The agreed goals in the 'Europe 2020' strategy – reducing the share of early school leavers to under 10% and making sure that at least 40% of youngsters have a diploma by 2020 – are EU-wide averages. This means that lower results in certain member states can be balanced out by above-average ones in others.

The German Federal Ministry of Education told that the agreement was bolstered by the fact that the European Council committed itself to the independence of the member states concerning education and training systems. This was essential for federally-structured Germany.

The Council's commitment to the enhancement of vocational and professional training also helped to sway the German federal state ministers.

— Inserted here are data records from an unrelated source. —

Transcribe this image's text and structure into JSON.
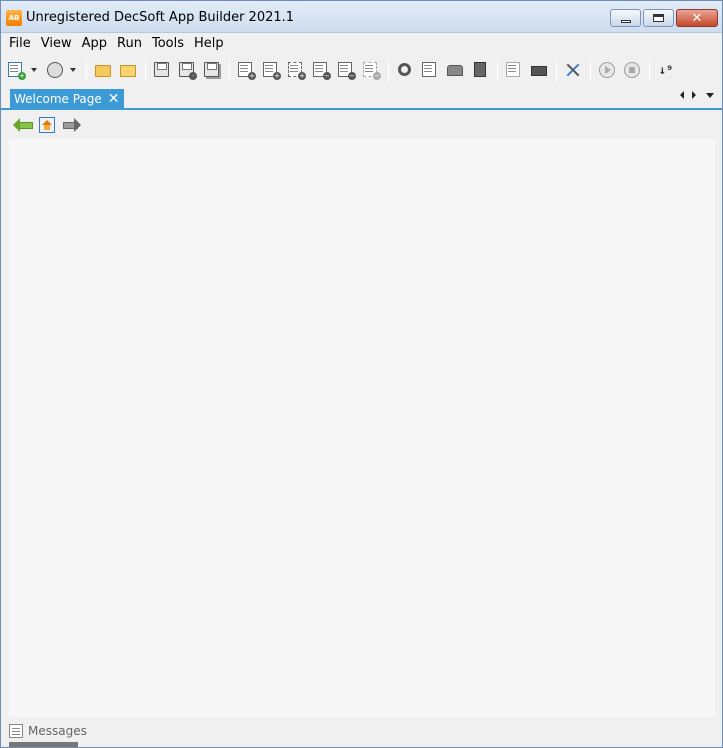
{
  "window": {
    "title": "Unregistered DecSoft App Builder 2021.1",
    "logo_text": "AB",
    "controls": {
      "minimize": "minimize",
      "maximize": "maximize",
      "close": "✕"
    }
  },
  "menu": {
    "items": [
      {
        "label": "File"
      },
      {
        "label": "View"
      },
      {
        "label": "App"
      },
      {
        "label": "Run"
      },
      {
        "label": "Tools"
      },
      {
        "label": "Help"
      }
    ]
  },
  "toolbar": {
    "buttons": [
      {
        "name": "new-app-icon"
      },
      {
        "name": "open-recent-icon"
      },
      {
        "name": "open-folder-icon"
      },
      {
        "name": "open-app-folder-icon"
      },
      {
        "name": "save-icon"
      },
      {
        "name": "save-as-icon"
      },
      {
        "name": "save-all-icon"
      },
      {
        "name": "new-view-icon"
      },
      {
        "name": "new-dialog-icon"
      },
      {
        "name": "new-frame-icon"
      },
      {
        "name": "remove-view-icon"
      },
      {
        "name": "remove-dialog-icon"
      },
      {
        "name": "remove-frame-icon"
      },
      {
        "name": "app-properties-icon"
      },
      {
        "name": "edit-icon"
      },
      {
        "name": "package-icon"
      },
      {
        "name": "device-icon"
      },
      {
        "name": "back-icon"
      },
      {
        "name": "print-icon"
      },
      {
        "name": "tools-icon"
      },
      {
        "name": "run-icon"
      },
      {
        "name": "stop-icon"
      },
      {
        "name": "sort-icon"
      }
    ],
    "sort_glyph": "↓⁹"
  },
  "tabs": {
    "active": {
      "label": "Welcome Page",
      "close": "✕"
    }
  },
  "bottom": {
    "messages_label": "Messages"
  },
  "colors": {
    "accent": "#3c9bd6",
    "content_bg": "#f7f7f7",
    "chrome_bg": "#f0f0f0"
  }
}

On 11 May, the EU's education ministers agreed to recommend numerical average targets to the Council, as proposed by the European Commission in the Europe 2020 strategy. At that meeting, Berlin Senator for Education, Science and Research Dr. Jürgen Zöllner represented Germany's federal states. Together with State Secretary for Education and Research Helge Braun, representing the federal government, he finally agreed to the targets.

On 16 June, the European Council committed itself to the education targets – but explicitly stressed that the national education targets are the responsibility of the member states.

The target of increasing the share of young people with a diploma to at least 40% was interpreted by the education ministers as follows: ''This refers to the percentage of individuals who have successfully completed training of ISCED [International Standard Classification of Education] levels five and six. In justified cases, member states can take national qualifications – that are currently classified as ISCED Four degrees – into account when setting their targets for the number of university and similar degrees.''

Asked by whether there had been an agreement with Austria, which as a federal country was also originally against the education targets, a spokeswoman for the German Education Ministry stated: ''Germany and Austria came to an agreement at an early stage and lobbied for the enhancement of degrees of ISCED Level Four.''

What happens if the education target is not achieved? ''Voting follows the principles of the open method of coordination,'' she replied.

This method does not provide for any sanctioning mechanism by the Commission, although reporting requirements and comparative monitoring by the Commission increase the pressure on the member states to act.


Reducing the share of early school leavers and ensuring that more youngsters have a degree or diploma is one of the five priorities of a draft ten-year economic plan unveiled by the European Commission in March, called 'Europe 2020' (EURACTIV 03/03/10).

The strategy defines five headline targets at EU level, which member states will be asked to translate into national goals reflecting their differing starting points:

  • Raising the employment rate of the population aged 20-64 from the current 69% to 75%.
  • Raising the investment in R&D to 3% of the EU's GDP.
  • Meeting the EU's '20/20/20' objectives on greenhouse gas emission reduction and renewable energies.
  • Reducing the share of early school leavers from the current 15% to under 10% and making sure that at least 40% of youngsters have a degree or diploma.
  • Reducing the number of Europeans living below the poverty line by 25%, lifting 20 million out of poverty from the current 80 million.

In a series of articles, the EURACTIV network will present the state of play in individual EU countries on each of the targets. This series looks at how member states react to education targets.

The EURACTIV network already found that Eastern countries are doubtful about the poverty reduction target and face an uphill battle to attain the climate goals (EURACTIV 06/05/10; EURACTIV 16/07/10), while most member states will adopt R&D targets below the EU-wide goal of 3% of GDP (EURACTIV 04/06/10).